The Son is the image of the invisible God, the firstborn over all creation. Colossians 1:15 (NIV)

Spring was in the air when I wrote this piece. The sun was shining, the snow banks melting, and 5 degrees Celsius felt like mid summer after what had been a long cold winter. While typing this line the local Christian radio station, Life 100.3, was playing a song with the lyrics, “All things are possible!” It was a word in season. Looking up from my laptop I noticed the small buds on the tips of the skeletal branches of the maple tree in the back yard and gave thanks that it wouldn’t be long until the new life, yet lying dormant in the buds, would begin to unfurl.

New life: I was born on December 4, 1959. My existence began nine months earlier in my mother’s womb. Before that I didn’t exist – though the days ordained for me were written in God’s book before one of them came to be (cf. Psalm 139:16). My story, in respect of my birth, is straightforward. I was conceived, “was made in the secret place” (Psalm 139:15), and entered the world in London, England. The birth of Jesus Christ is similar, yet dissimilar to our births. He was born some two-thousand years ago in a stable in Bethlehem . . . and yet His existence pre-dated His conception.

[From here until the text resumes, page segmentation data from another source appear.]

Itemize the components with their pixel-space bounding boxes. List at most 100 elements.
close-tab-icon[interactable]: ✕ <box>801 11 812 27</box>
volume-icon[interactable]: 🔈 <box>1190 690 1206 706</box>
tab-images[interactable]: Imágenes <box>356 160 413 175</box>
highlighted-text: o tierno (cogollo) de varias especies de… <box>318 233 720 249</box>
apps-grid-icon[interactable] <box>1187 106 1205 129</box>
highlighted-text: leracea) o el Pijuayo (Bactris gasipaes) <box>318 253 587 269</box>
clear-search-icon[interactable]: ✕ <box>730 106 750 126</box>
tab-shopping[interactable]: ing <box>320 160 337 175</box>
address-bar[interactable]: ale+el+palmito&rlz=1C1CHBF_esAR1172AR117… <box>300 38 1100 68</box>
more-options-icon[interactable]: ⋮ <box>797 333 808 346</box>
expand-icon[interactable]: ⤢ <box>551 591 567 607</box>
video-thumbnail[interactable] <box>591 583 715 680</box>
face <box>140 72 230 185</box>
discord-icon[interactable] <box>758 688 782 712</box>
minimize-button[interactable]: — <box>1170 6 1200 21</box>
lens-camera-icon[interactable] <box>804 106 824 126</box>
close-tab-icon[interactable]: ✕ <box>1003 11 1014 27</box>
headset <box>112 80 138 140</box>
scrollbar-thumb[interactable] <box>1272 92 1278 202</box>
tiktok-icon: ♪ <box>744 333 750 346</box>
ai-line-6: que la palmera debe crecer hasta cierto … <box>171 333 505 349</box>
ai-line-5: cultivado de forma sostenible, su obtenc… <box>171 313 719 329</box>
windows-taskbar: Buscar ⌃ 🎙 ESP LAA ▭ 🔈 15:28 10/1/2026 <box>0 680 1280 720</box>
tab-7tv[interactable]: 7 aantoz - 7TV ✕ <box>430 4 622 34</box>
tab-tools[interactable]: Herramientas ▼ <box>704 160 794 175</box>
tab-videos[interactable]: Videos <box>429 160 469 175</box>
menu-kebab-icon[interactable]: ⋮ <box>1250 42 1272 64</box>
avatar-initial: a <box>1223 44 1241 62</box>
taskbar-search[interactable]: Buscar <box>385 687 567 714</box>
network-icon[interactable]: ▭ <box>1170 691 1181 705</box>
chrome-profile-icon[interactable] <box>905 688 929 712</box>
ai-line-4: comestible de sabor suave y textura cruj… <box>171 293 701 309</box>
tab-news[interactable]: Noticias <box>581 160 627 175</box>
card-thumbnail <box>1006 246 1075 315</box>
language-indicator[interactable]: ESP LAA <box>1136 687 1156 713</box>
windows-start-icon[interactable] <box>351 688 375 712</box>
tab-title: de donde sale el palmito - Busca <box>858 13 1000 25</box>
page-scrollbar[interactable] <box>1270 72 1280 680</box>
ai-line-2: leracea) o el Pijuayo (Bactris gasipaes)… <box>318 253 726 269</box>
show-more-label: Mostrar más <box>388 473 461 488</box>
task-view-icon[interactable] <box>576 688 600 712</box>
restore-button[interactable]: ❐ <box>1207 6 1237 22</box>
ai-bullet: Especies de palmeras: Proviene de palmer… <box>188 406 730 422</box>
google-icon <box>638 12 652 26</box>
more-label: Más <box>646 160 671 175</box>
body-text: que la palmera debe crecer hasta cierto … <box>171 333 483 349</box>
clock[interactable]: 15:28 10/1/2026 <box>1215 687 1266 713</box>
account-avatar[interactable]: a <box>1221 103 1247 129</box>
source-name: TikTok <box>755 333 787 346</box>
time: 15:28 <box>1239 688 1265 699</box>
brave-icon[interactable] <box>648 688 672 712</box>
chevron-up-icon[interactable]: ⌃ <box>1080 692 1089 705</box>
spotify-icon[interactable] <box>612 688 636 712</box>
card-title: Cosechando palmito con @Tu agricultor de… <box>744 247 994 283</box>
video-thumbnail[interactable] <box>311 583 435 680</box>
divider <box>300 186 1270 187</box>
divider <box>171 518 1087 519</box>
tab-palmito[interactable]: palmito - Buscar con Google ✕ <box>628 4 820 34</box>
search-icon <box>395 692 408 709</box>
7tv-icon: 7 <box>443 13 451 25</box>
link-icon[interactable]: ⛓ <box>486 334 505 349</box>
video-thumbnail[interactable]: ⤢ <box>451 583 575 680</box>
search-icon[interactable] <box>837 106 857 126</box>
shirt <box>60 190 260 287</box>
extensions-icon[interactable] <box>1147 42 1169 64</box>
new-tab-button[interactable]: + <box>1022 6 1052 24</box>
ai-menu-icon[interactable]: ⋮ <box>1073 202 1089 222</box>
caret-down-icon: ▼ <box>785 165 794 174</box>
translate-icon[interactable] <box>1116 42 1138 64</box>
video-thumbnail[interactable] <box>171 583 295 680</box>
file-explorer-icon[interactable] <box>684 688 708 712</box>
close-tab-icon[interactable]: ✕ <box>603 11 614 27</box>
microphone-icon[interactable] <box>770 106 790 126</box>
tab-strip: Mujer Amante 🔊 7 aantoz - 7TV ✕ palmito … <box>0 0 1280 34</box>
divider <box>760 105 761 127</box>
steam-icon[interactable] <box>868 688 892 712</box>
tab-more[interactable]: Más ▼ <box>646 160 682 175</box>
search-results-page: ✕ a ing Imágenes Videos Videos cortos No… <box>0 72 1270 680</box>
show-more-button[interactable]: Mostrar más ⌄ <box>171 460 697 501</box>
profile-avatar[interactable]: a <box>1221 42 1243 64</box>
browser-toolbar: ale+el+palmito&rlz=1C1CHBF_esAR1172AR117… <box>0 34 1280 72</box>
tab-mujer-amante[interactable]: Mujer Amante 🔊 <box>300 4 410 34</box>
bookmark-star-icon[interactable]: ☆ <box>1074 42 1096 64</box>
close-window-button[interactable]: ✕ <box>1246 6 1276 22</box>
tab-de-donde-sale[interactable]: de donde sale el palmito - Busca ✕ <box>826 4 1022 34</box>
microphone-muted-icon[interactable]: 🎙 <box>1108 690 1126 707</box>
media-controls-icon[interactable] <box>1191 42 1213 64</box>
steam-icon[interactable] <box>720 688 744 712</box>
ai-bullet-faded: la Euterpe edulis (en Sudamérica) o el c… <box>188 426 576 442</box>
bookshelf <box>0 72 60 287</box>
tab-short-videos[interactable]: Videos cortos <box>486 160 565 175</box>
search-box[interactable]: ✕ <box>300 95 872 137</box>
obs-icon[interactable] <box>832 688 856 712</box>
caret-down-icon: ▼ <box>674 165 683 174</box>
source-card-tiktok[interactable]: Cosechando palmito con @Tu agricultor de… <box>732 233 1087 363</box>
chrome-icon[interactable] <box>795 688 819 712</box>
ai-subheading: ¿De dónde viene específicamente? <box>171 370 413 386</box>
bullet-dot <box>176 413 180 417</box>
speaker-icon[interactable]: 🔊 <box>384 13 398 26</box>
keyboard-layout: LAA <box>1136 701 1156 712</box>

When the One who was (and is) immortal became mortal, it presented some difficulties – like where and how do we start telling the Story? Maybe that’s why no two stories of Christ’s birth start in the same place. The Apostle Matthew starts his narrative with a genealogy; tracing the human family line of Jesus back to Abraham. The Apostle Mark kicks off with a prophecy from Isaiah about a messenger who prepares the way for the One who will come. Dr. Luke takes an historical approach, “In the time of Herod king of Judea . . .” (Luke 1:5). John the Beloved pushes back to a time before time when he says, “In the beginning was the Word, and the Word was with God, and the Word was God” (John 1:1). And then several lines on says, “The Word became flesh and made his dwelling among us” (John 1:14). And the Apostle Paul begins the story before the beginning, writing that Jesus is, “the firstborn over all creation” (Colossians 1:15).

If you wanted the Story to be delineated with a start and a close, it isn’t. God doesn’t fit into our boxes, not in any way, and no less so in respect of the birth of Jesus Christ. He was born before He was born, and before that He was! And I think that’s fantastic. The mystery surrounding the birth of Christ, the fact that it’s something bigger and more complex than your birth or mine, makes it extra special. In fact the struggle we have in knowing where to start telling His Story, is good reason to rejoice. After all, it points to the fact that there’s nothing regular about the birth of Christ. It’s extraordinary and supernatural. And because it is, because it’s both like and unlike our stories – because it’s God’s Story – we rejoice!